A "crime scene" for art, that could be interesting.

The prerequisite would be that the screenplay has made some original thoughts about its motives.

However, this is not the case in the new Swiss “Tatort: ​​Schattenkinder”.

Veiling as in Christo and Jeanne Claude, formaldehyde-soaked provocation according to Damien Hirst, video art from yesterday and well-known market price gouging through the destruction of objects, connected by the central motif from Franz Kafka's story "In the Penal Colony": In "Schattenkinder" everything is messed up that to portray the charismatic artist as a shock rebel.

Provided with all sorts of aura murmurs and Simon Guy Fässler's pictures of Zurich gloom, the screenplay by Stefanie Veith and Nina Vukovic also claims to criticize the profession of gallery owner.

In this story, its representatives are creatively drained and powerless and consider dehumanization to be fine art that can be placed at the Biennale.

Does this starting position hold tension?

It would be possible that a number of “Tatort” fans would already switch off during the performative opening sequences, in which young people are laboriously shaved bald, as a kind of initiation of their transformation into works of art.

radical niche

The third assignment of the new Zurich team of Tessa Ott (Carol Schuler) and Isabelle Grandjean (Anna Pieri Zuercher) is expressly about "transformations of pain" and thus in particular about the transformator Kyomi (Sara Hostettler), who after rather humble beginnings as a conceptual artist has found a lucrative, radical niche.

In Zurich she lives and works in a kind of artist collective with Cosmo (Vincent Furrer), Indira (Zoe Valks) and Shin (Tim Borys), who have stripped off their identities and made their entire skin available as a tattoo surface, including eyeballs, which gives them a alien-like appearance.

Kyomi is on the verge of a big breakthrough, with collectors bidding each other to be in the announced finale of Kyomi's promotions.

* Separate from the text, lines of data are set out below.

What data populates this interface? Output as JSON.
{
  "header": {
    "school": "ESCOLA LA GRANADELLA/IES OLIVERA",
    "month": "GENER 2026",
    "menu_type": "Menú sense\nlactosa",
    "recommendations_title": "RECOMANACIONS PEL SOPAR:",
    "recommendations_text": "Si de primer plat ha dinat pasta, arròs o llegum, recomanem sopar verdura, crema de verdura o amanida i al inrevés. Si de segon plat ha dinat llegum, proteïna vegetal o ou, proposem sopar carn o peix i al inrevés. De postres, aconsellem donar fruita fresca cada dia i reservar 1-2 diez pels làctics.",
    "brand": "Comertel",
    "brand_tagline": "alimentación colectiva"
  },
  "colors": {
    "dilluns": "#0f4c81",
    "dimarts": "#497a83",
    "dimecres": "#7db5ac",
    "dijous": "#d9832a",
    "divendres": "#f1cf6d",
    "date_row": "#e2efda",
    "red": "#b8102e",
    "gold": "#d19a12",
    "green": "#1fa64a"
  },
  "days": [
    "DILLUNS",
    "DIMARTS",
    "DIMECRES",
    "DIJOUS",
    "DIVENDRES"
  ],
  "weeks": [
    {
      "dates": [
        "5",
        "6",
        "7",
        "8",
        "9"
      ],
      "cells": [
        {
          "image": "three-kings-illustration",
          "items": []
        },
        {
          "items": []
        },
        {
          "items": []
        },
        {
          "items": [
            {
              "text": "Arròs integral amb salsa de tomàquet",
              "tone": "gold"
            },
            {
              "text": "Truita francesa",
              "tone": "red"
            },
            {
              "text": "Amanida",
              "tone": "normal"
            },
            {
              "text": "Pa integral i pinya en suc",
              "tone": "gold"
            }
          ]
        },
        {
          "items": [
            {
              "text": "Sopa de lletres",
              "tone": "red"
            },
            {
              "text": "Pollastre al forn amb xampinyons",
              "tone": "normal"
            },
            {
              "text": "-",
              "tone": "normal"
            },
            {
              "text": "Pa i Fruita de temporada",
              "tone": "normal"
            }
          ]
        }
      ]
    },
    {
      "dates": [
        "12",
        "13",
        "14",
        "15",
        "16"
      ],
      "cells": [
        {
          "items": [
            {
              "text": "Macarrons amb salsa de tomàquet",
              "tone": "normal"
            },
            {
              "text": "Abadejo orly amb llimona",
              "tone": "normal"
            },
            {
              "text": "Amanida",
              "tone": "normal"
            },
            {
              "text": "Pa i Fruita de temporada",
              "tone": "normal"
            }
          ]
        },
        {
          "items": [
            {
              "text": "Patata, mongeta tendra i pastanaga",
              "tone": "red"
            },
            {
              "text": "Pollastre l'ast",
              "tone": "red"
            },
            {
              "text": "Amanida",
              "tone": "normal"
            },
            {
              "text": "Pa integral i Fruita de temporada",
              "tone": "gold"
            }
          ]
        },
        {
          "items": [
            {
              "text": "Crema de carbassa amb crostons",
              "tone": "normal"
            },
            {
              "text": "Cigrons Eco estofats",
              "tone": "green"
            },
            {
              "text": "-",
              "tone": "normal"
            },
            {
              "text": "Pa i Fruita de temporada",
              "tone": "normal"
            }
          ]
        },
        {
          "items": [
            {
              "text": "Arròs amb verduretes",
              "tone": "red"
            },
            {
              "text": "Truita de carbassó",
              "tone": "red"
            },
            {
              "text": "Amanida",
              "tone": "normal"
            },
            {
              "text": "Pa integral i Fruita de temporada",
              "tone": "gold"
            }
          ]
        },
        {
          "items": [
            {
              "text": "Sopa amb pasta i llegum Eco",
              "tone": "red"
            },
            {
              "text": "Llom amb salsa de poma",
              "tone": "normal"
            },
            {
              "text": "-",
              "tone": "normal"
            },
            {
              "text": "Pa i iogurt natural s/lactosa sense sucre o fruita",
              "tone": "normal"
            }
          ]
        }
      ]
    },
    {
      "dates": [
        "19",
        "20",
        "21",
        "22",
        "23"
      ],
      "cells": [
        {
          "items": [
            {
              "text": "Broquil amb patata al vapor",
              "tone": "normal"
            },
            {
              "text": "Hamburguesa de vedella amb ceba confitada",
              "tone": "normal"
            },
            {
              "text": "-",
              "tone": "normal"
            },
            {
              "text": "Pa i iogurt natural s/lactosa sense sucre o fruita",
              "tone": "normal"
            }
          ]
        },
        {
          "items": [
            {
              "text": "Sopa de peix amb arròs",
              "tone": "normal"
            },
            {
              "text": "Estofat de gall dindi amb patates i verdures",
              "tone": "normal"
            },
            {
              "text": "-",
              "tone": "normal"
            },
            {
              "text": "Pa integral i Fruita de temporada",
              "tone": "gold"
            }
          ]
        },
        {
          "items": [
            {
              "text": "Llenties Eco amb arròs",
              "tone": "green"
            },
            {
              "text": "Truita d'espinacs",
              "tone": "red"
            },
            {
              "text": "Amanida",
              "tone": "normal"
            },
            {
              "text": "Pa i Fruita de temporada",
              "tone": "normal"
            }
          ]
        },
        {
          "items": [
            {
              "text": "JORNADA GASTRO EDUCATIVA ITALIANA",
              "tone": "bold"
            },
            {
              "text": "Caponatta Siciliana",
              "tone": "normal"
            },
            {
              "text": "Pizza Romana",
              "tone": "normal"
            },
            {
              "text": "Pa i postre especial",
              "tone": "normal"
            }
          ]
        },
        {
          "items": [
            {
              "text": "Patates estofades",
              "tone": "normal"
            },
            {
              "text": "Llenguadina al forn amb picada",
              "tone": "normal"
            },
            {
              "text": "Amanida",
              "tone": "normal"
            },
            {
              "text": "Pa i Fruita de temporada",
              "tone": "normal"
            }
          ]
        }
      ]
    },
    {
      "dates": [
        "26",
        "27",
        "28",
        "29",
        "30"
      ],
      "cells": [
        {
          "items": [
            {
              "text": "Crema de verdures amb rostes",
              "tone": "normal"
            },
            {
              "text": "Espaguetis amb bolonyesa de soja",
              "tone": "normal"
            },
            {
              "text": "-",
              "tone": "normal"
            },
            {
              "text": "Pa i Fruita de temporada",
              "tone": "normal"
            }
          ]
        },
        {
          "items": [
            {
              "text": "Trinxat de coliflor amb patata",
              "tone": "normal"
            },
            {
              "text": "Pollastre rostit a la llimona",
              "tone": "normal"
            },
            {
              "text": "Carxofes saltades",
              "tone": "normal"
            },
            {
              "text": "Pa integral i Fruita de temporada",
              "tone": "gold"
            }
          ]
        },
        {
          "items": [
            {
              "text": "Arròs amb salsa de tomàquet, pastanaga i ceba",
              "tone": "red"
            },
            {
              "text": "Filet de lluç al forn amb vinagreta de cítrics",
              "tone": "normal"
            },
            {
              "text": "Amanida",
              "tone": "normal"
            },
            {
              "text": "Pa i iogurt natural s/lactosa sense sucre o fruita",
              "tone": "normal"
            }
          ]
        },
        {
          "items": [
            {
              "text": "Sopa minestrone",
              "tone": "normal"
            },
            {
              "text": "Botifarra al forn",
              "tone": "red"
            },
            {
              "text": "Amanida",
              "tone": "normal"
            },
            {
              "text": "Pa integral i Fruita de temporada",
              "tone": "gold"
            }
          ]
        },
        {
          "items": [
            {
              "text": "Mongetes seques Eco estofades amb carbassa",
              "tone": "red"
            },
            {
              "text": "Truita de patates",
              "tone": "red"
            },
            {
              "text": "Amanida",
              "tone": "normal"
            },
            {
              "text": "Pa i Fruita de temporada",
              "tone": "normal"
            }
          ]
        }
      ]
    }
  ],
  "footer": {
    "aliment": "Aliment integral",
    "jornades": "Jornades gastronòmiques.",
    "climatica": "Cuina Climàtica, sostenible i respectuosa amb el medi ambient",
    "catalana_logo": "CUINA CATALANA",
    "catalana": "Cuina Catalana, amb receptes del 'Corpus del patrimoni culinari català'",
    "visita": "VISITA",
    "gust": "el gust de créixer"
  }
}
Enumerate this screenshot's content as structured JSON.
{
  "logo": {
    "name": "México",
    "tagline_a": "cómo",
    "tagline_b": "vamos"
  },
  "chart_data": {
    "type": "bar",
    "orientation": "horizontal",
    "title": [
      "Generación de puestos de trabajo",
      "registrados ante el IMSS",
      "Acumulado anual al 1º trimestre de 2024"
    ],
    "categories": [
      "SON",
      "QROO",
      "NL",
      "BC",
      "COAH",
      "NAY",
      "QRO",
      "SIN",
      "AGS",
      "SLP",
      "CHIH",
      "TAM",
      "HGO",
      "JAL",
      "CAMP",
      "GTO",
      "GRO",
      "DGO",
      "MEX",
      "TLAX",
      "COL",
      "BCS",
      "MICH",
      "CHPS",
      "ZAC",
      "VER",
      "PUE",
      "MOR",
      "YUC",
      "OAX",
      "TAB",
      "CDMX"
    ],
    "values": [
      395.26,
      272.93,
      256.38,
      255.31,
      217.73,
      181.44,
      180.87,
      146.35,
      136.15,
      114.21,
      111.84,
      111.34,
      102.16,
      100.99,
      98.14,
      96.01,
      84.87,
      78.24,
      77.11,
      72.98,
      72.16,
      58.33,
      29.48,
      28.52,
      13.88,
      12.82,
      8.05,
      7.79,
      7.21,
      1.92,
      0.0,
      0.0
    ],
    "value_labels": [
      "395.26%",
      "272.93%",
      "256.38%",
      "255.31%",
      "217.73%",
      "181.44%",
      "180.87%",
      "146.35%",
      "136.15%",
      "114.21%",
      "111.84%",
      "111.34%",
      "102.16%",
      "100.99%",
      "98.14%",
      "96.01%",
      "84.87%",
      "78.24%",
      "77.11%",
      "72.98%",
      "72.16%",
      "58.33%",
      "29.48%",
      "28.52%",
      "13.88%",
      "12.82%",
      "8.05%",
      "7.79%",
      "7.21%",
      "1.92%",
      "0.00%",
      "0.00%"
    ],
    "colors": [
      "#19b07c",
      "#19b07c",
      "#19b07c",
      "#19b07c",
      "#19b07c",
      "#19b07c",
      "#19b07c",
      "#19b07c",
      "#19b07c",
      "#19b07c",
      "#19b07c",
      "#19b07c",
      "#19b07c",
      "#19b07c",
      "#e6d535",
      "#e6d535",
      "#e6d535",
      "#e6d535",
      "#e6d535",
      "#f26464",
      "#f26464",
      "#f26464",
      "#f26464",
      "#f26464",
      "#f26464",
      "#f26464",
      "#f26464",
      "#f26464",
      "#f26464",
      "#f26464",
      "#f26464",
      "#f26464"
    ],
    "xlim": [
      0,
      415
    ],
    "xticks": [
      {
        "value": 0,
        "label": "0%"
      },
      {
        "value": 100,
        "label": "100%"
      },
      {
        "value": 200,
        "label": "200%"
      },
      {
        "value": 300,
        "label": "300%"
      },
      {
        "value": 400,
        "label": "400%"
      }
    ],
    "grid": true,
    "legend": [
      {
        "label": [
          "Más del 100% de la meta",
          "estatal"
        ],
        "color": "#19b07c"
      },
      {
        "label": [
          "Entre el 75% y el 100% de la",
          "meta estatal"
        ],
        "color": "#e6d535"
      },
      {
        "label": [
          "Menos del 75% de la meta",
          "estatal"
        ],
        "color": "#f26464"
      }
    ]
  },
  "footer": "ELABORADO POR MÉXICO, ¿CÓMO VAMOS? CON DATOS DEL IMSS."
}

When Cosmo aka Max is discovered by his father Beat (Imanuel Humm), a cosmetic surgeon of all people, as a bloodless work piece in a cocoon cover in a gallery factory hall, Kyomi and her co-workers become the focus of the unequal investigators, who slowly come a little closer. while treating their assistant Noah Lionheart (Aaron Arens) as a mere errand boy for internet research.

Lionheart finds out some things, while Ott turns her intuition to Kyomi and Grandjean prefers fact-checking.

All three of Kyomi's "objects" suffer from traumatizing youth experiences and longing for death.

Max and a childhood friend were abused by a swimming coach.

The friend testified at the trial, Max did not.

It took several attempts before the man was convicted, who then spent a long time in prison and has now gone into hiding with a new identity.

The perpetrator Konrad Fassbind (Marcus Mislin) is now demented, but his victim was allowed to forget - until Kyomi promised not only to forget, but above all to transform.

The policewomen realize later that they too are being filmed, serving as performance areas in a live-streamed video installation.

Director Christine Repond makes the best of the depressing mood in the production,

which runs through the "Schattenkinder" to the contrastingly overexposed fire magic finale on an island in Lake Zurich.

The only one who cleverly pulls out of the affair in the end is gallery owner Bruno Escher (Fabian Krüger).

For other perpetrators and victims, as usual, the family is identified as the trigger.

Did someone say sublimation?

The crime scene: Schattenkinder runs on Sunday at 8:15 p.m. in the first.